We rolled away from London just as the weather turned from hot and sunny to cool and rainy.  This continued when we got to Brighton and during the last few days of our trip.  We met up with our friend Kristina who moved to England from Seattle a few years ago.  She let us crash at her place which was awesome.  Brighton is a beach town situated on the coast about an hour south of London.  The beaches are rocky like here at home but also very different.  Most of the rocks are shades of brown and orange which gave the beaches a really unique look.  It also seemed like they were all very smooth and clean rocks that were piled really deep.  Not barnacles, seaweed, or mud like in the northwest.  We checked out the Brighton Pier which opened in 1899 and is still open today.  A bit to the west stands its former rival, the West Pier, which opened 33 years earlier.  It closed in 1975 and was later destroyed by storms and fires.  All that stands are some charred remains that make for an interesting backdrop on the waterfront.  Just to the east of the Brighton Pier are actually a few remnants of Brighton’s first pier, the Chain Pier, built in 1823.  It was destroyed by a storm in 1896 shortly before the newest pier was opened.  All that exists today is a bit of the foundation.

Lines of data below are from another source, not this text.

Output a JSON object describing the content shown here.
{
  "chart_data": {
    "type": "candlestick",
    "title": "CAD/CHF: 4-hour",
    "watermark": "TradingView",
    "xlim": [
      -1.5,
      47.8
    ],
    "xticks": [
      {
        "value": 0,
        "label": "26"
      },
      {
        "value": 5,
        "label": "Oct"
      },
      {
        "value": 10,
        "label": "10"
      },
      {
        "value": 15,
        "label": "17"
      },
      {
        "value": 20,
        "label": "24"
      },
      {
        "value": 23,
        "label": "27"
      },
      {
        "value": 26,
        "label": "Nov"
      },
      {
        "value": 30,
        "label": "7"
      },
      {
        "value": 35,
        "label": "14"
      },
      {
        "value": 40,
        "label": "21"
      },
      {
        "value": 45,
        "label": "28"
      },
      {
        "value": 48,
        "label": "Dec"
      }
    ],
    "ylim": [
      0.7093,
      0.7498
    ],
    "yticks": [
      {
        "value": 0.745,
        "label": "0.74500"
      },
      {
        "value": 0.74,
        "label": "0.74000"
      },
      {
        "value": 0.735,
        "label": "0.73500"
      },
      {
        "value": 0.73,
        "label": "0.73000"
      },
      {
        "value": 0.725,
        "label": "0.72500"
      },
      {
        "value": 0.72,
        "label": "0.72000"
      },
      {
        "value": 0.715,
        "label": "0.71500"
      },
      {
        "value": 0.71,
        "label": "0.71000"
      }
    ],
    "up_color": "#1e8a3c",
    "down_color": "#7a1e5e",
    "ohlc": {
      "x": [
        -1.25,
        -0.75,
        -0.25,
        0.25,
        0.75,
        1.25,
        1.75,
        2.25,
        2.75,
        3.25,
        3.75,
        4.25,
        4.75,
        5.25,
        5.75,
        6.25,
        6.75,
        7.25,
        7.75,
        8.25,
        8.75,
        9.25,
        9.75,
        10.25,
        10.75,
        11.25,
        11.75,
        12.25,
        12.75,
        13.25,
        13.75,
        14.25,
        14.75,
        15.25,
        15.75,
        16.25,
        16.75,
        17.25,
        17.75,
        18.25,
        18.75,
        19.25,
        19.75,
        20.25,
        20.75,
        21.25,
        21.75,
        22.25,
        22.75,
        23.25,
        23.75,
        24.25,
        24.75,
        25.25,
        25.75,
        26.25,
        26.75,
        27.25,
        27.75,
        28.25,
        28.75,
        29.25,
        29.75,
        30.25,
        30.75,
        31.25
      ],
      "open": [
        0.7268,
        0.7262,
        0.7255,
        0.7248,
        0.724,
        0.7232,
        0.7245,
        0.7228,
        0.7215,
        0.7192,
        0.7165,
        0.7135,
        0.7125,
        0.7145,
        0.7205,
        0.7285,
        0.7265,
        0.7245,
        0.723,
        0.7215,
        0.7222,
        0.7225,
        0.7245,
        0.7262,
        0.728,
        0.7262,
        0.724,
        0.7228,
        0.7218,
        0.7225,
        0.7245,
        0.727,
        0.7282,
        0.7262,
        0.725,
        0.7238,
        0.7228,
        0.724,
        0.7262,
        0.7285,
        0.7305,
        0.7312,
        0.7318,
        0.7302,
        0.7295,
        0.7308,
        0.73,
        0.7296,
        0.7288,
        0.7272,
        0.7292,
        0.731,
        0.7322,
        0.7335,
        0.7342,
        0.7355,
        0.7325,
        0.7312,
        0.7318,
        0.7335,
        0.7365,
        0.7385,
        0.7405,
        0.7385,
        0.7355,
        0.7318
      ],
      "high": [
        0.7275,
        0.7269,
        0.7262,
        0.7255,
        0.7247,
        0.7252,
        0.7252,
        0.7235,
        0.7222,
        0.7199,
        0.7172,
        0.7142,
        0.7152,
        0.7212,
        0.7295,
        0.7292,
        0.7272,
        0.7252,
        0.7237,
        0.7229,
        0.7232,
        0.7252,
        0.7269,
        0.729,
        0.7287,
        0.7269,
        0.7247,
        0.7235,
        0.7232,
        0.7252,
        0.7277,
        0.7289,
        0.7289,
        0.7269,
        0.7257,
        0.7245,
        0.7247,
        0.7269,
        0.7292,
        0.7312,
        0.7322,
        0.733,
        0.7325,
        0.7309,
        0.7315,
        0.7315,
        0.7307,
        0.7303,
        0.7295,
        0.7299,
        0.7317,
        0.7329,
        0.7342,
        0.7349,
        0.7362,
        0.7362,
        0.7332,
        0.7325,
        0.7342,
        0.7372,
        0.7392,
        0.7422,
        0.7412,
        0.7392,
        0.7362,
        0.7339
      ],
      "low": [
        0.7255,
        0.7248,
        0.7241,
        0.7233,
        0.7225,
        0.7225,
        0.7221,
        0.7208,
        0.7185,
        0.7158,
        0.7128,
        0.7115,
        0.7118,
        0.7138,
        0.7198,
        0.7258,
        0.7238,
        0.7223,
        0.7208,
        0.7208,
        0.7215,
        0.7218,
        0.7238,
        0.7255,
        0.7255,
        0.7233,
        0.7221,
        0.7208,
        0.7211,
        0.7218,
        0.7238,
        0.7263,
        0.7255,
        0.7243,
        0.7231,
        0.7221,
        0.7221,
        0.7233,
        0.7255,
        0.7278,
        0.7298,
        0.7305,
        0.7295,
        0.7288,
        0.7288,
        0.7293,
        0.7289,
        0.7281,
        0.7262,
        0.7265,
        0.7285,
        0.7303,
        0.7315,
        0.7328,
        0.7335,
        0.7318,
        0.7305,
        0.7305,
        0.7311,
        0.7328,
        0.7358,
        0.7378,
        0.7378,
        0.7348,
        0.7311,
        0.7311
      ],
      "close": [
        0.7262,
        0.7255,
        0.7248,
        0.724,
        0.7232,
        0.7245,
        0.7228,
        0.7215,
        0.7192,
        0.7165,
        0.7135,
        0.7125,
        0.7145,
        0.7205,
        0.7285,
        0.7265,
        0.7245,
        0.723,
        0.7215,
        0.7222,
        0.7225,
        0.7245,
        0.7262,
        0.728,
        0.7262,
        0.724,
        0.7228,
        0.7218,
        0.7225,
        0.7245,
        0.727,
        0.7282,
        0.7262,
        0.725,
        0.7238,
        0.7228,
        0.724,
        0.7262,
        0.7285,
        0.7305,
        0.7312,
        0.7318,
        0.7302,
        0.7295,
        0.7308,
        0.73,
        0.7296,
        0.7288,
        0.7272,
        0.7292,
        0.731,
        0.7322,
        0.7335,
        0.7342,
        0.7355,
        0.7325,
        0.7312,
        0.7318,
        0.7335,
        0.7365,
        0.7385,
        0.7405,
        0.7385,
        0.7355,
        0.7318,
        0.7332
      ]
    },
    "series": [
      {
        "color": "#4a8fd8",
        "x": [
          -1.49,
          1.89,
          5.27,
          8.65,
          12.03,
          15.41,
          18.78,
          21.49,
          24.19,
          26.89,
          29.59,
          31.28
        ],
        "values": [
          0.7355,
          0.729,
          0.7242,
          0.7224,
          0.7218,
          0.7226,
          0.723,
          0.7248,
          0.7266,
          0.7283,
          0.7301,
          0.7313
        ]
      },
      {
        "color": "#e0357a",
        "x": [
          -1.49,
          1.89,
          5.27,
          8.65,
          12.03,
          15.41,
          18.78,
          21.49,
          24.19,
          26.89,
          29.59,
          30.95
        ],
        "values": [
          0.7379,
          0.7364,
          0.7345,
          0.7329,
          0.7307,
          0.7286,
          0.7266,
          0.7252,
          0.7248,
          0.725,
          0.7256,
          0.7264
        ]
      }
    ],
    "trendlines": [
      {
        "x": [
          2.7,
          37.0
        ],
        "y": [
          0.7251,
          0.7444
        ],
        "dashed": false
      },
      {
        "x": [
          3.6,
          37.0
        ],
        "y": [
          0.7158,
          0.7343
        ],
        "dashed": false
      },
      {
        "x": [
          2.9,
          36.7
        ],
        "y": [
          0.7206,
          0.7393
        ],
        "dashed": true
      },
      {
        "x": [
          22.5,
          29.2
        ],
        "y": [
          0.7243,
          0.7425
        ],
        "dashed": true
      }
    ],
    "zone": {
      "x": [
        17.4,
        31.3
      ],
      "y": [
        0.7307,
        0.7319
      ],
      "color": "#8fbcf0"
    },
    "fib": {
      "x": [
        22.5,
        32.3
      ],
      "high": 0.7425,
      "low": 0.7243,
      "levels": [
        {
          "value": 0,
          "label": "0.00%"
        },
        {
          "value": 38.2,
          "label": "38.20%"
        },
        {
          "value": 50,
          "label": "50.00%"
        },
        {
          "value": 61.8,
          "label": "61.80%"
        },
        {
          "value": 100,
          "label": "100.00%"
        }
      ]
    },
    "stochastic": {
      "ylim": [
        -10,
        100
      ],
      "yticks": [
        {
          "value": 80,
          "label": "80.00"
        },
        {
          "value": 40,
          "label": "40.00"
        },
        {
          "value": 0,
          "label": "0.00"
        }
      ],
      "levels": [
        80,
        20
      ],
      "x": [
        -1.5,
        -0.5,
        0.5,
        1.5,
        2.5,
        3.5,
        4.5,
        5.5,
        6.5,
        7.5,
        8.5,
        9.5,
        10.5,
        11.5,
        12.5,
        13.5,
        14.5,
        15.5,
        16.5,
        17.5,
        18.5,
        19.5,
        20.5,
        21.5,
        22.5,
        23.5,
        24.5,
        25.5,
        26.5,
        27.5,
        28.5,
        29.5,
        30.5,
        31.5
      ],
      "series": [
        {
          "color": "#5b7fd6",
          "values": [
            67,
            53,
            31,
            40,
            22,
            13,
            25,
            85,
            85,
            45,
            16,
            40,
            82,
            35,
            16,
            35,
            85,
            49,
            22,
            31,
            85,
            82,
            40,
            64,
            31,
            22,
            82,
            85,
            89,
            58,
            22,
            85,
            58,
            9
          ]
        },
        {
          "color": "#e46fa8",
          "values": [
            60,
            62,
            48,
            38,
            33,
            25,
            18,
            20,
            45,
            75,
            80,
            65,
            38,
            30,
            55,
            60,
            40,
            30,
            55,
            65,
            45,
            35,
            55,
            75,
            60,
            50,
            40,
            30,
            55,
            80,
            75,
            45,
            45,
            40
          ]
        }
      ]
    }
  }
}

While in Brighton we made sure to have a few very English meals that we hadn’t gotten around to in London.  Our first night we went to a pub where we had bangers and mash as well as other pub food.  There are also many fish and chips spots in town so we found somewhere that reviews said was the most authentic.  Last on our list was afternoon tea which we had at the amazing Black Bird Tea Room.  Maybe our favorite part of Brighton was its shopping district called the Lanes.  The Lanes is a collection of narrow streets and alleyways crossing every which way filled with all kinds of tiny shops and restaurants.  It can be really easy to get lost but also exciting to see what’s around each corner.  We also had to visit the Royal Pavilion which was built as a royal residence in 1787.  It was built in the Indo-Saracenic style that was very common in India at the time.  Pictures weren’t allowed inside unfortunately because it looked even cooler than the outside did.  The last place we visited was Brighton’s famous bathing boxes that line a large section of waterfront.  Each one is painted in a different color scheme by its owner.  We took the train back to London on our last afternoon to stay in the Whitechapel district, home to the Jack the Ripper murders in the late 19th century.  It is of course a much nicer area these days.  We stayed with an awesome family in their restored townhouse before the long journey home the next morning.